His immediate future will be decided by presidential elections this spring. If he wins, he will serve another five-year mandate, which under the constitution must be his last. If he loses, he told reporters he will quit politics.
“Whatever happens, I’m at the end of the road. For the first time in my life, I am confronted with the end of my career.”
Sarkozy trained as a lawyer, but only practised for a short time before immersing himself in politics – at 28 he became one of the youngest mayors in France.
Though the father of a new baby, he’ll be 57 in May, and if he is re elected, will be 62 when he leaves office.
Sarkozy tells his circle of friends “Whatever I do I will have a completely different life, you won’t hear me popping up all the time.”
Many world leaders take the well-trodden path of international speaking engagements when they leave office, but this route will offer fewer opportunities to Sarkozy, whose English is very limited.
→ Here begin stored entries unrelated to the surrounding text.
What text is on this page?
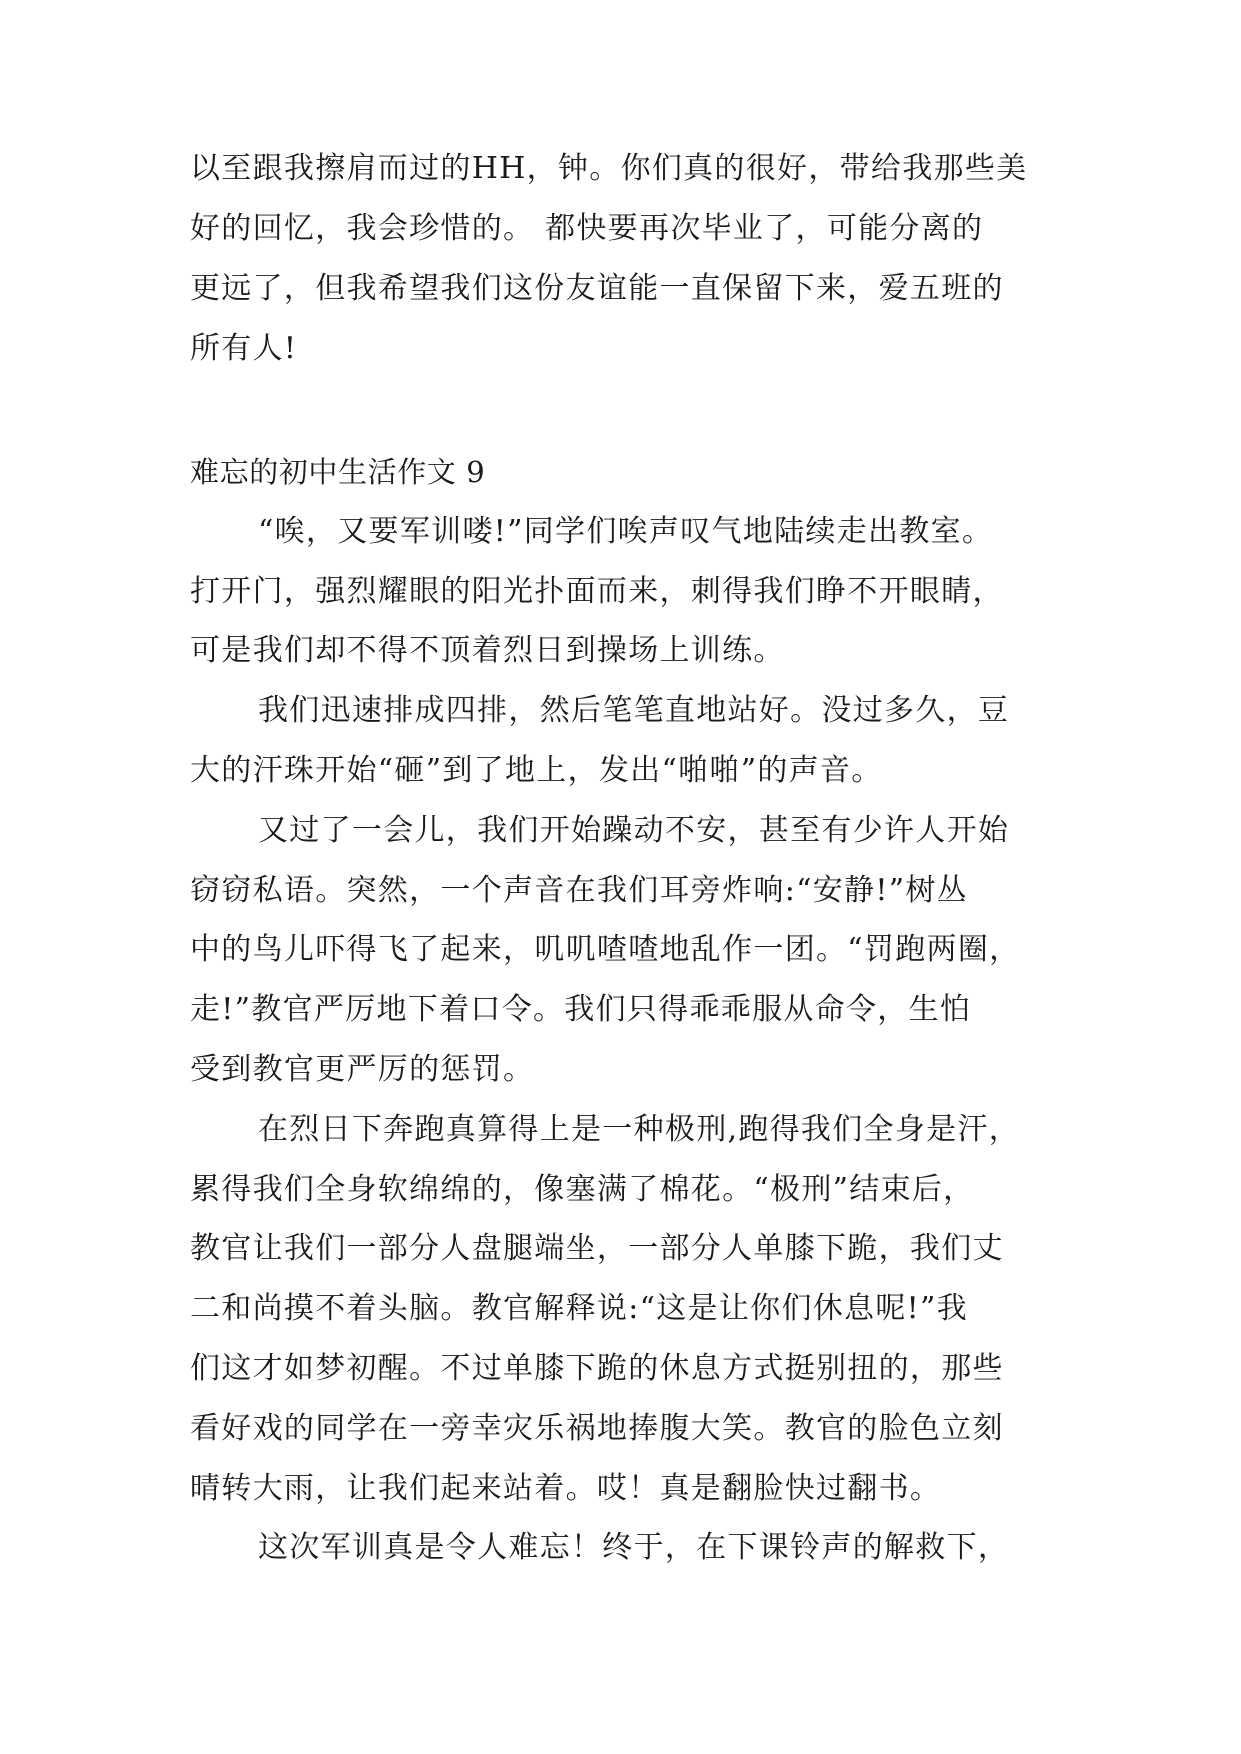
以至跟我擦肩而过的HH，钟。你们真的很好，带给我那些美
好的回忆，我会珍惜的。 都快要再次毕业了，可能分离的
更远了，但我希望我们这份友谊能一直保留下来，爱五班的
所有人!
难忘的初中生活作文 9
“唉，又要军训喽!”同学们唉声叹气地陆续走出教室。
打开门，强烈耀眼的阳光扑面而来，刺得我们睁不开眼睛，
可是我们却不得不顶着烈日到操场上训练。
我们迅速排成四排，然后笔笔直地站好。没过多久，豆
大的汗珠开始“砸”到了地上，发出“啪啪”的声音。
又过了一会儿，我们开始躁动不安，甚至有少许人开始
窃窃私语。突然，一个声音在我们耳旁炸响:“安静!”树丛
中的鸟儿吓得飞了起来，叽叽喳喳地乱作一团。“罚跑两圈，
走!”教官严厉地下着口令。我们只得乖乖服从命令，生怕
受到教官更严厉的惩罚。
在烈日下奔跑真算得上是一种极刑,跑得我们全身是汗，
累得我们全身软绵绵的，像塞满了棉花。“极刑”结束后，
教官让我们一部分人盘腿端坐，一部分人单膝下跪，我们丈
二和尚摸不着头脑。教官解释说:“这是让你们休息呢!”我
们这才如梦初醒。不过单膝下跪的休息方式挺别扭的，那些
看好戏的同学在一旁幸灾乐祸地捧腹大笑。教官的脸色立刻
晴转大雨，让我们起来站着。哎！真是翻脸快过翻书。
这次军训真是令人难忘！终于，在下课铃声的解救下，
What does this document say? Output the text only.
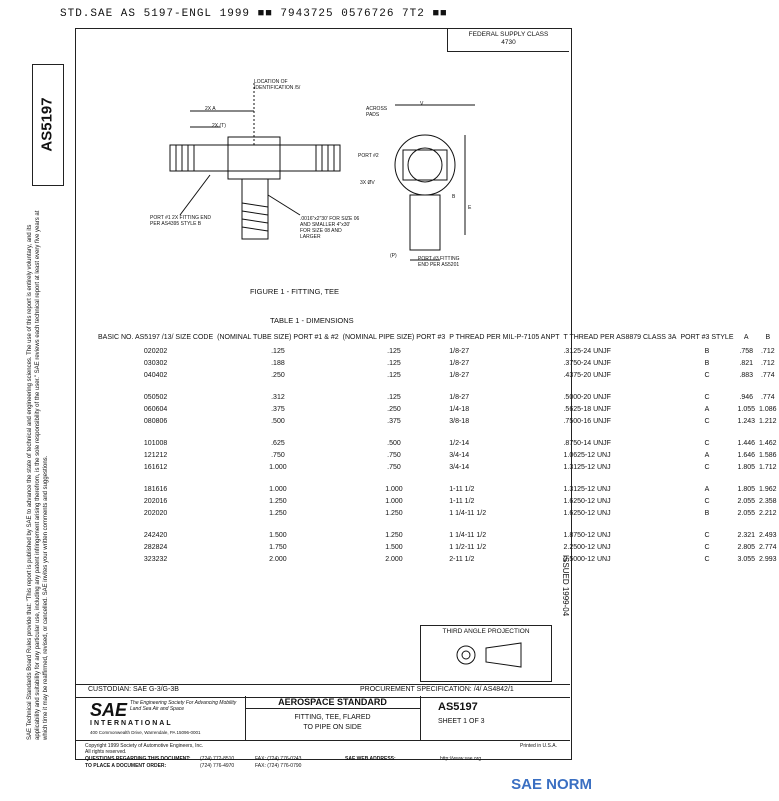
STD.SAE AS 5197-ENGL 1999 ■■ 7943725 0576726 7T2 ■■
FEDERAL SUPPLY CLASS
4730
AS5197
SAE Technical Standards Board Rules provide that: "This report is published by SAE to advance the state of technical and engineering sciences. The use of this report is entirely voluntary, and its applicability and suitability for any particular use, including any patent infringement arising therefrom, is the sole responsibility of the user." SAE reviews each technical report at least every five years at which time it may be reaffirmed, revised, or cancelled. SAE invites your written comments and suggestions.
LOCATION OF IDENTIFICATION /5/
2X A
2X (T)
PORT #1 2X FITTING END PER AS4395 STYLE B
.0016"x2"30' FOR SIZE 06 AND SMALLER 4"x30' FOR SIZE 08 AND LARGER
ACROSS PADS
V
PORT #2
3X ØV
B
E
(P)	PORT #3 FITTING END PER AS5201
FIGURE 1 - FITTING, TEE
TABLE 1 - DIMENSIONS
BASIC NO. AS5197 /13/ SIZE CODE	(NOMINAL TUBE SIZE) PORT #1 & #2	(NOMINAL PIPE SIZE) PORT #3	P THREAD PER MIL-P-7105 ANPT	T THREAD PER AS8879 CLASS 3A	PORT #3 STYLE	A	B
020202	.125	.125	1/8-27	.3125-24 UNJF	B	.758	.712
030302	.188	.125	1/8-27	.3750-24 UNJF	B	.821	.712
040402	.250	.125	1/8-27	.4375-20 UNJF	C	.883	.774
050502	.312	.125	1/8-27	.5000-20 UNJF	C	.946	.774
060604	.375	.250	1/4-18	.5625-18 UNJF	A	1.055	1.086
080806	.500	.375	3/8-18	.7500-16 UNJF	C	1.243	1.212
101008	.625	.500	1/2-14	.8750-14 UNJF	C	1.446	1.462
121212	.750	.750	3/4-14	1.0625-12 UNJ	A	1.646	1.586
161612	1.000	.750	3/4-14	1.3125-12 UNJ	C	1.805	1.712
181616	1.000	1.000	1-11 1/2	1.3125-12 UNJ	A	1.805	1.962
202016	1.250	1.000	1-11 1/2	1.6250-12 UNJ	C	2.055	2.358
202020	1.250	1.250	1 1/4-11 1/2	1.6250-12 UNJ	B	2.055	2.212
242420	1.500	1.250	1 1/4-11 1/2	1.8750-12 UNJ	C	2.321	2.493
282824	1.750	1.500	1 1/2-11 1/2	2.2500-12 UNJ	C	2.805	2.774
323232	2.000	2.000	2-11 1/2	2.5000-12 UNJ	C	3.055	2.993
ISSUED 1999-04
THIRD ANGLE PROJECTION
CUSTODIAN: SAE G-3/G-3B	PROCUREMENT SPECIFICATION: /4/ AS4842/1
SAE The Engineering Society For Advancing Mobility Land Sea Air and Space
INTERNATIONAL
400 Commonwealth Drive, Warrendale, PA 15096-0001
AEROSPACE STANDARD
FITTING, TEE, FLARED
TO PIPE ON SIDE
AS5197
SHEET 1 OF 3
Copyright 1999 Society of Automotive Engineers, Inc.
All rights reserved.
Printed in U.S.A.
QUESTIONS REGARDING THIS DOCUMENT: (724) 772-8510	FAX: (724) 776-0243
TO PLACE A DOCUMENT ORDER:	(724) 776-4970	FAX: (724) 776-0790
SAE WEB ADDRESS:	http://www.sae.org
SAE NORM
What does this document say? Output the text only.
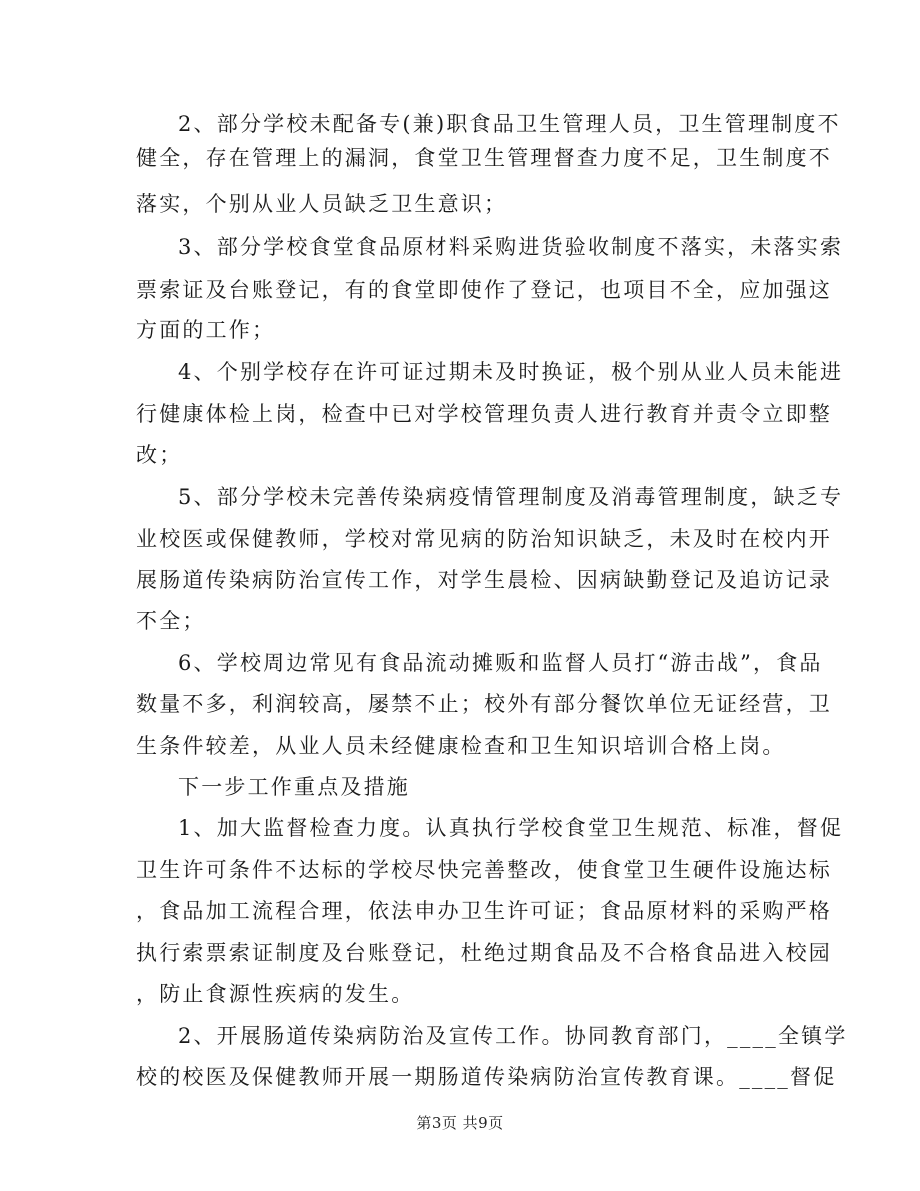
2、部分学校未配备专(兼)职食品卫生管理人员，卫生管理制度不
健全，存在管理上的漏洞，食堂卫生管理督查力度不足，卫生制度不
落实，个别从业人员缺乏卫生意识；
3、部分学校食堂食品原材料采购进货验收制度不落实，未落实索
票索证及台账登记，有的食堂即使作了登记，也项目不全，应加强这
方面的工作；
4、个别学校存在许可证过期未及时换证，极个别从业人员未能进
行健康体检上岗，检查中已对学校管理负责人进行教育并责令立即整
改；
5、部分学校未完善传染病疫情管理制度及消毒管理制度，缺乏专
业校医或保健教师，学校对常见病的防治知识缺乏，未及时在校内开
展肠道传染病防治宣传工作，对学生晨检、因病缺勤登记及追访记录
不全；
6、学校周边常见有食品流动摊贩和监督人员打“游击战”，食品
数量不多，利润较高，屡禁不止；校外有部分餐饮单位无证经营，卫
生条件较差，从业人员未经健康检查和卫生知识培训合格上岗。
下一步工作重点及措施
1、加大监督检查力度。认真执行学校食堂卫生规范、标准，督促
卫生许可条件不达标的学校尽快完善整改，使食堂卫生硬件设施达标
，食品加工流程合理，依法申办卫生许可证；食品原材料的采购严格
执行索票索证制度及台账登记，杜绝过期食品及不合格食品进入校园
，防止食源性疾病的发生。
2、开展肠道传染病防治及宣传工作。协同教育部门，____全镇学
校的校医及保健教师开展一期肠道传染病防治宣传教育课。____督促
第3页 共9页
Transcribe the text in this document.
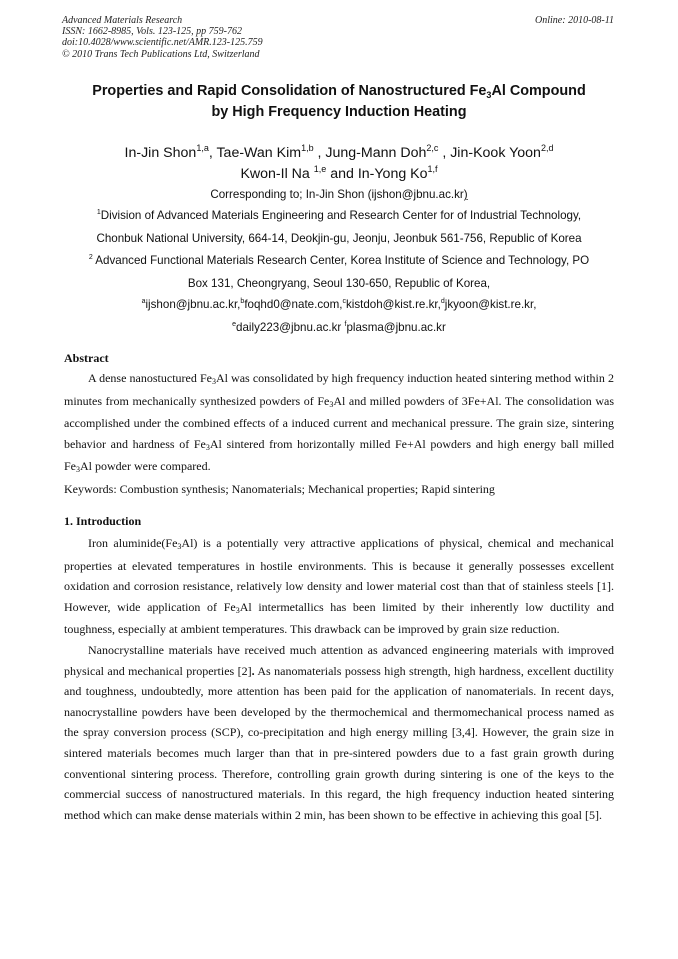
Advanced Materials Research
ISSN: 1662-8985, Vols. 123-125, pp 759-762
doi:10.4028/www.scientific.net/AMR.123-125.759
© 2010 Trans Tech Publications Ltd, Switzerland
Online: 2010-08-11
Properties and Rapid Consolidation of Nanostructured $Fe_3Al$ Compound
by High Frequency Induction Heating
In-Jin Shon$^{1,a}$, Tae-Wan Kim$^{1,b}$ , Jung-Mann Doh$^{2,c}$ , Jin-Kook Yoon$^{2,d}$
Kwon-Il Na $^{1,e}$ and In-Yong Ko$^{1,f}$
Corresponding to; In-Jin Shon (ijshon@jbnu.ac.kr)
$^1$Division of Advanced Materials Engineering and Research Center for of Industrial Technology,
Chonbuk National University, 664-14, Deokjin-gu, Jeonju, Jeonbuk 561-756, Republic of Korea
$^2$ Advanced Functional Materials Research Center, Korea Institute of Science and Technology, PO
Box 131, Cheongryang, Seoul 130-650, Republic of Korea,
$^a$ijshon@jbnu.ac.kr,$^b$foqhd0@nate.com,$^c$kistdoh@kist.re.kr,$^d$jkyoon@kist.re.kr,
$^e$daily223@jbnu.ac.kr $^f$plasma@jbnu.ac.kr
Abstract

A dense nanostuctured $Fe_3Al$ was consolidated by high frequency induction heated sintering method within 2 minutes from mechanically synthesized powders of $Fe_3Al$ and milled powders of 3Fe+Al. The consolidation was accomplished under the combined effects of a induced current and mechanical pressure. The grain size, sintering behavior and hardness of $Fe_3Al$ sintered from horizontally milled Fe+Al powders and high energy ball milled $Fe_3Al$ powder were compared.

Keywords: Combustion synthesis; Nanomaterials; Mechanical properties; Rapid sintering

1. Introduction

Iron $aluminide(Fe_3Al)$ is a potentially very attractive applications of physical, chemical and mechanical properties at elevated temperatures in hostile environments. This is because it generally possesses excellent oxidation and corrosion resistance, relatively low density and lower material cost than that of stainless steels [1]. However, wide application of $Fe_3Al$ intermetallics has been limited by their inherently low ductility and toughness, especially at ambient temperatures. This drawback can be improved by grain size reduction.

Nanocrystalline materials have received much attention as advanced engineering materials with improved physical and mechanical properties [2]. As nanomaterials possess high strength, high hardness, excellent ductility and toughness, undoubtedly, more attention has been paid for the application of nanomaterials. In recent days, nanocrystalline powders have been developed by the thermochemical and thermomechanical process named as the spray conversion process (SCP), co-precipitation and high energy milling [3,4]. However, the grain size in sintered materials becomes much larger than that in pre-sintered powders due to a fast grain growth during conventional sintering process. Therefore, controlling grain growth during sintering is one of the keys to the commercial success of nanostructured materials. In this regard, the high frequency induction heated sintering method which can make dense materials within 2 min, has been shown to be effective in achieving this goal [5].
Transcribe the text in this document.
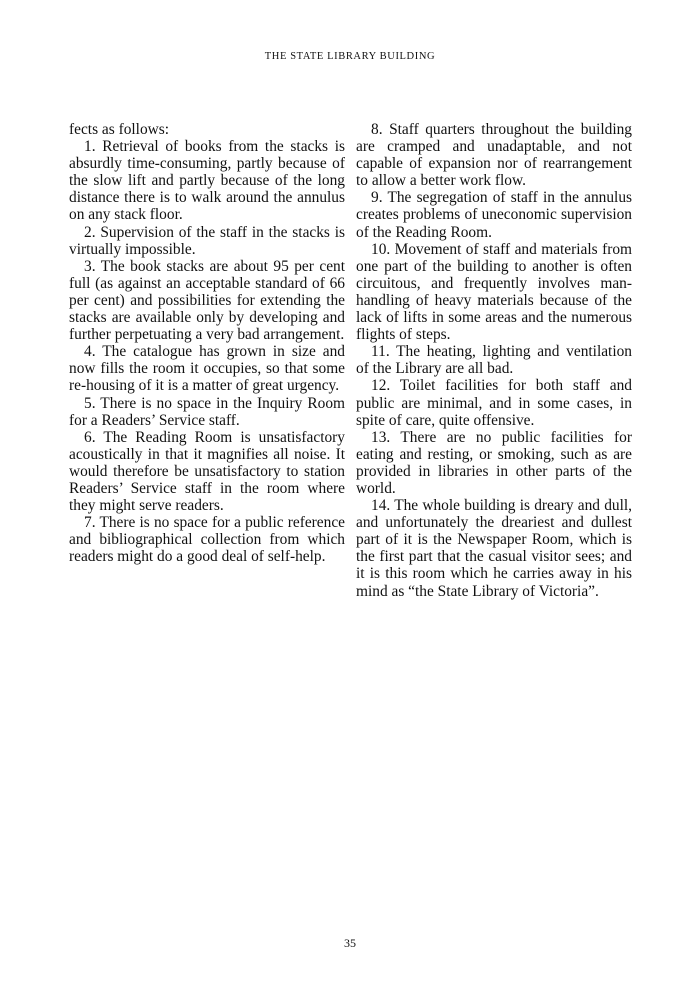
THE STATE LIBRARY BUILDING

fects as follows:

1. Retrieval of books from the stacks is absurdly time-consuming, partly because of the slow lift and partly because of the long distance there is to walk around the annulus on any stack floor.

2. Supervision of the staff in the stacks is virtually impossible.

3. The book stacks are about 95 per cent full (as against an acceptable standard of 66 per cent) and possibilities for extending the stacks are available only by developing and further perpetuating a very bad arrangement.

4. The catalogue has grown in size and now fills the room it occupies, so that some re-housing of it is a matter of great urgency.

5. There is no space in the Inquiry Room for a Readers’ Service staff.

6. The Reading Room is unsatisfactory acoustically in that it magnifies all noise. It would therefore be unsatisfactory to station Readers’ Service staff in the room where they might serve readers.

7. There is no space for a public reference and bibliographical collection from which readers might do a good deal of self-help.

8. Staff quarters throughout the building are cramped and unadaptable, and not capable of expansion nor of rearrangement to allow a better work flow.

9. The segregation of staff in the annulus creates problems of uneconomic supervision of the Reading Room.

10. Movement of staff and materials from one part of the building to another is often circuitous, and frequently involves man-handling of heavy materials because of the lack of lifts in some areas and the numerous flights of steps.

11. The heating, lighting and ventilation of the Library are all bad.

12. Toilet facilities for both staff and public are minimal, and in some cases, in spite of care, quite offensive.

13. There are no public facilities for eating and resting, or smoking, such as are provided in libraries in other parts of the world.

14. The whole building is dreary and dull, and unfortunately the dreariest and dullest part of it is the Newspaper Room, which is the first part that the casual visitor sees; and it is this room which he carries away in his mind as “the State Library of Victoria”.

35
He makes no apology for the fact that he hopes to make a lot of money, telling an audience at the G20 summit in Cannes in November 2011 “I too would like to make money in the future,” before going on to criticise the “immorality” displayed by some financiers.
Sarkozy has not yet officially declared his candidacy for a second term as president, insiders say he intends to make a formal declaration in early March.
The field is already crowded with Socialist François Hollande as the favourite.